Bootstrapping Disjoint Datasets for Multilingual Multimodal Representation Learning
This addresses a practical limitation in multilingual multimodal learning for AI applications, but it is incremental as it builds on existing methods to handle disjoint data.
The paper tackled the problem of learning multilingual multimodal representations from disjoint datasets where images don't overlap across languages, finding that aligned data performs better. They proposed a pseudopairing method to generate synthetic aligned triplets, improving retrieval performance without external data, though using external machine translation yielded better results.

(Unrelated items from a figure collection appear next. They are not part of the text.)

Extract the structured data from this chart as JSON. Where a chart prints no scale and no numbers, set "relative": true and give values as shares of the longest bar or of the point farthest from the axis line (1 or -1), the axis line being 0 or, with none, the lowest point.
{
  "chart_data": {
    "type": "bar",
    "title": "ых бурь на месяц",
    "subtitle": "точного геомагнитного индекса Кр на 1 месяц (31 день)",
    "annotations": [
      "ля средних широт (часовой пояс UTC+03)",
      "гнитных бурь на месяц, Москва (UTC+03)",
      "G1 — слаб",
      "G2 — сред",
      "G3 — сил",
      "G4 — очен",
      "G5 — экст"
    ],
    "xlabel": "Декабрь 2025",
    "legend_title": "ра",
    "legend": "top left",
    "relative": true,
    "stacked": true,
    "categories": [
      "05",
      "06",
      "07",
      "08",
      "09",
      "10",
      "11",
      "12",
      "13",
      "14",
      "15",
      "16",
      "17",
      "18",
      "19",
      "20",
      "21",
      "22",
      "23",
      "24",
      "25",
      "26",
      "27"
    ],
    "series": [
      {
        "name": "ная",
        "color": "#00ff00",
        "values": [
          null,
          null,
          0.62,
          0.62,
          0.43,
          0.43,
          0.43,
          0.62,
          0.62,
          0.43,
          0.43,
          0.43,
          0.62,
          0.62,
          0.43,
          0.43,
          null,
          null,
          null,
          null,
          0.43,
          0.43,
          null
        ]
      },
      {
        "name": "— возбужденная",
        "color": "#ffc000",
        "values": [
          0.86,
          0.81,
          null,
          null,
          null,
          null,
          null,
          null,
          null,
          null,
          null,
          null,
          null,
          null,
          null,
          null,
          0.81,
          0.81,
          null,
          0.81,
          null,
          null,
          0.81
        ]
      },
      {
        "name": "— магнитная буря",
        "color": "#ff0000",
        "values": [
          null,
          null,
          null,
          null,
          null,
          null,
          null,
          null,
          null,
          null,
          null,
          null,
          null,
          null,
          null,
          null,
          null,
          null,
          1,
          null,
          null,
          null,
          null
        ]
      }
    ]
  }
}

Recent work has highlighted the advantage of jointly learning grounded sentence representations from multiple languages. However, the data used in these studies has been limited to an aligned scenario: the same images annotated with sentences in multiple languages. We focus on the more realistic disjoint scenario in which there is no overlap between the images in multilingual image--caption datasets. We confirm that training with aligned data results in better grounded sentence representations than training with disjoint data, as measured by image--sentence retrieval performance. In order to close this gap in performance, we propose a pseudopairing method to generate synthetically aligned English--German--image triplets from the disjoint sets. The method works by first training a model on the disjoint data, and then creating new triples across datasets using sentence similarity under the learned model. Experiments show that pseudopairs improve image--sentence retrieval performance compared to disjoint training, despite requiring no external data or models. However, we do find that using an external machine translation model to generate the synthetic data sets results in better performance.